El papel de la educación en un sistema democrático es fundamental, porque su perdurabilidad está condicionada por la capacidad de raciocinio de las personas en función del bien común.
Esa educación les brinda la capacitación necesaria para el ejercicio de sus derechos, el conocimiento de sus límites, el principio de autoridad y el cumplimiento de los deberes que impone una convivencia social armónica y justa. Fomenta el desarrollo espiritual del individuo para que sea artífice y beneficiario del progreso intelectual. Sin embargo, nuestro sistema educacional está en crisis en todos sus niveles y desde hace varias décadas.
Muchos no comprenden que la educación para la libertad no es sinónimo de caos, anarquía y facilismo, sino que exalta axiológicamente la inteligencia, la responsabilidad, la excelencia y el esfuerzo. El respeto y la solidaridad que permiten al educando comprender que, sin ella, la libertad degenera en el libertinaje. Uno de los pilares de la educación pública es la enseñanza total o parcialmente gratuita para los educandos. No lo es para la sociedad que pretende capacitarlos como seres libres y responsables que perfeccionarán a las futuras generaciones con un legado cultural.

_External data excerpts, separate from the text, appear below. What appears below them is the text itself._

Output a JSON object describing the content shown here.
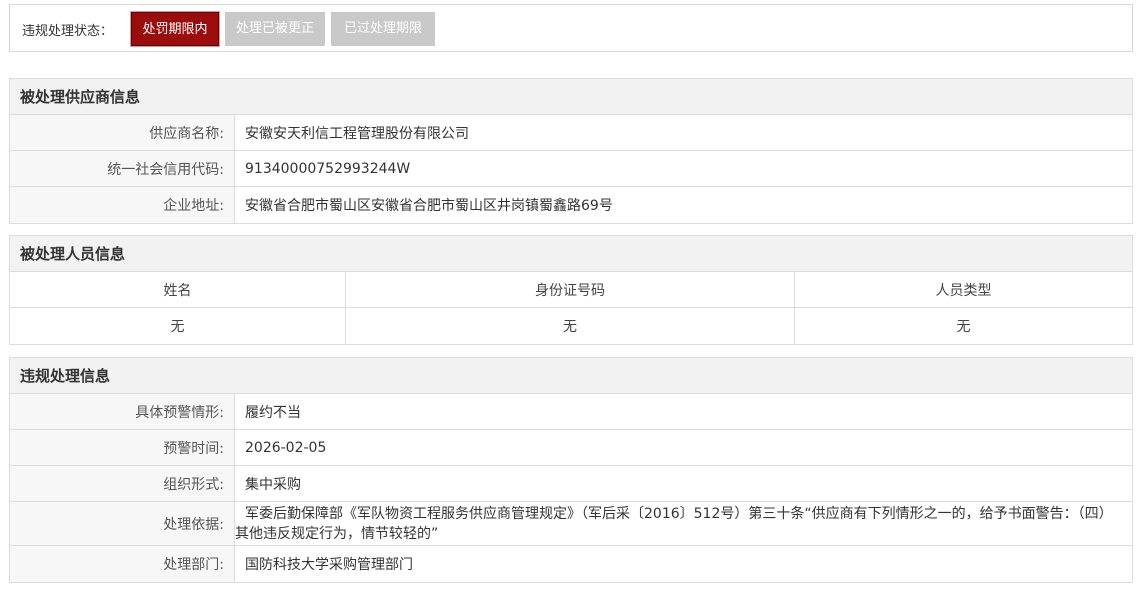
{
  "status": {
    "label": "违规处理状态：",
    "buttons": [
      {
        "label": "处罚期限内",
        "active": true
      },
      {
        "label": "处理已被更正",
        "active": false
      },
      {
        "label": "已过处理期限",
        "active": false
      }
    ]
  },
  "supplier": {
    "title": "被处理供应商信息",
    "rows": [
      {
        "label": "供应商名称:",
        "value": "安徽安天利信工程管理股份有限公司"
      },
      {
        "label": "统一社会信用代码:",
        "value": "91340000752993244W"
      },
      {
        "label": "企业地址:",
        "value": "安徽省合肥市蜀山区安徽省合肥市蜀山区井岗镇蜀鑫路69号"
      }
    ]
  },
  "personnel": {
    "title": "被处理人员信息",
    "headers": [
      "姓名",
      "身份证号码",
      "人员类型"
    ],
    "rows": [
      [
        "无",
        "无",
        "无"
      ]
    ]
  },
  "violation": {
    "title": "违规处理信息",
    "rows": [
      {
        "label": "具体预警情形:",
        "value": "履约不当"
      },
      {
        "label": "预警时间:",
        "value": "2026-02-05"
      },
      {
        "label": "组织形式:",
        "value": "集中采购"
      },
      {
        "label": "处理依据:",
        "value": "军委后勤保障部《军队物资工程服务供应商管理规定》（军后采〔2016〕512号）第三十条“供应商有下列情形之一的，给予书面警告：（四）其他违反规定行为，情节较轻的”"
      },
      {
        "label": "处理部门:",
        "value": "国防科技大学采购管理部门"
      }
    ]
  },
  "colors": {
    "active_button": "#9b0c0c",
    "inactive_button": "#c9c9c9",
    "header_bg": "#f2f2f2",
    "border": "#dcdcdc"
  }
}
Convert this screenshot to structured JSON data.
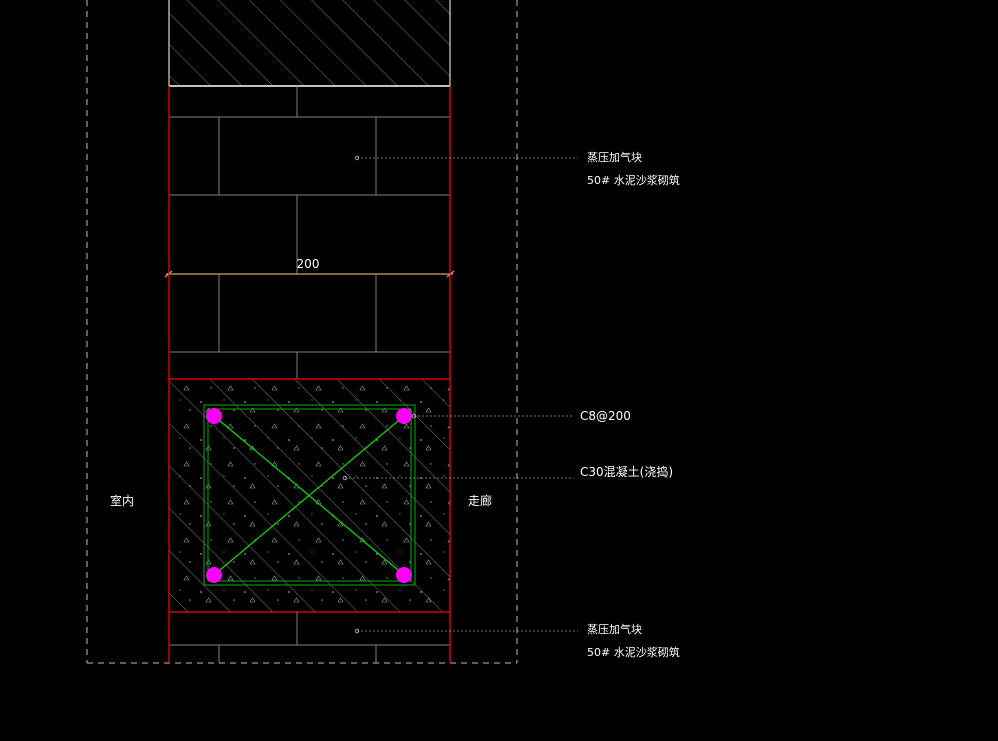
{
  "drawing": {
    "dimension_label": "200",
    "room_left": "室内",
    "room_right": "走廊",
    "callouts": {
      "top_line1": "蒸压加气块",
      "top_line2": "50# 水泥沙浆砌筑",
      "rebar": "C8@200",
      "concrete": "C30混凝土(浇捣)",
      "bottom_line1": "蒸压加气块",
      "bottom_line2": "50# 水泥沙浆砌筑"
    },
    "colors": {
      "background": "#000000",
      "wall_outline": "#ff0000",
      "stirrup": "#00c000",
      "diagonal": "#00ff00",
      "rebar_dot": "#ff00ff",
      "block_lines": "#808080",
      "hatch": "#9a9a9a"
    }
  }
}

La sociedad aspira a que los educandos estudien, a que se les enseñe a convivir en libertad y a que respeten y reconozcan su sacrificio en una auténtica solidaridad social para el progreso cultural. Domingo F. Sarmiento, precisaba que la instrucción, en todos sus niveles, determina el grado de instrucción que tiene un pueblo culto para desempeñar debidamente las múltiples funciones de la vida civilizada. El mismo Joaquín V. González, señalaba que la educación y el desarrollo de las facultades intelectuales elevan el espíritu de la sociedad, consolidan su organización política, desechando la fuerza bruta y las conductas irracionales que fomentan los despotismos.
Se acerca el fin de un ciclo lectivo, y resulta desagradable comprobar que en muchas escuelas sus edificios son dañados seriamente por ciertos festejos exacerbados. La tolerancia frente al ímpetu, la bulla y la sana rebeldía de la juventud no es incompatible con el orden y la disciplina razonables, porque estas últimas, lejos de tener carácter autoritario, configuran los contenidos básicos de la responsabilidad, sin la cual no puede existir una educación para la libertad.
Y sin una política educacional para la libertad queda desvirtuada la capacitación intelectual y ética de la juventud para ejercer sus derechos y cumplir sus deberes en una convivencia democrática.